Страница 3 из 3
– Ведь мы же с тобой друзья, – она искательно засматривала ему в отвернувшееся лицо, так что в конце концов и ему пришлось ответить ей прямым взглядом:
– Конечно.
– Так чего ты стоишь, как неродной, забирайся ко мне, я тебя вымою, ты же тоже весь потный. Да не бойся, я тебя не изнасилую, – ласково прибавила она как маленькому: мужики не переносят, если им сказать, что они чего-то боятся.
Он взялся за шерифский ремень на белых джинсах, но так нерешительно, что пришлось ему помогать.
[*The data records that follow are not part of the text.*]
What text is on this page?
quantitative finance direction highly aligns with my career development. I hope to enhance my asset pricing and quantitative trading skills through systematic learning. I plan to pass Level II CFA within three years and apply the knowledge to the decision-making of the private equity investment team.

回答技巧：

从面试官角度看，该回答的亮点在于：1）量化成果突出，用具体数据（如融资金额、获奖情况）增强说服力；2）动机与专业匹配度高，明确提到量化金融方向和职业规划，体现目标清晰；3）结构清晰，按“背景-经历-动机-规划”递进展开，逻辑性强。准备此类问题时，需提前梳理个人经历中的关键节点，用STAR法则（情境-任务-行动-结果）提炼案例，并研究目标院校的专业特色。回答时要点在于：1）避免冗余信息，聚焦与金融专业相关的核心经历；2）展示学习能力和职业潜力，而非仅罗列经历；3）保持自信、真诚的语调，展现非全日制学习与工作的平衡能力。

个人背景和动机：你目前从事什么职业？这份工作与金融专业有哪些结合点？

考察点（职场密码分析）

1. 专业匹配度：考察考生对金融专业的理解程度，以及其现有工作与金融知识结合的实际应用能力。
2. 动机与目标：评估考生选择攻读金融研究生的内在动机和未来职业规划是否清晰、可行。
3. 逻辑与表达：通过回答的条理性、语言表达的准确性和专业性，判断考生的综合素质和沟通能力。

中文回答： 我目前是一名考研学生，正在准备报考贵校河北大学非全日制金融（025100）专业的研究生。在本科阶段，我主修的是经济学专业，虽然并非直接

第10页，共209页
Как бы по-дружески, с шуточками – мол, не бойся, твоя невинность останется при тебе: мужики страшно не любят, когда их считают невинными.
Чтобы усыпить его бдительность, она и вправду долго поливала его из душа со всех сторон, – инструмент ничего себе, но остальное... Одни мускулы да загар, прямо не мужик, а сопляк какой-то, солнце, воздух и вода. Попросила вытереть себя сзади – вытер, и опять остановился, как истукан. Пришлось, изображая няню в детском саду, вытирать его самой, а добравшись до петушка рассюсюкаться: а что это у нас здесь такое?.. И начать с ним шутливую игру, сначала пальцами, а потом и языком.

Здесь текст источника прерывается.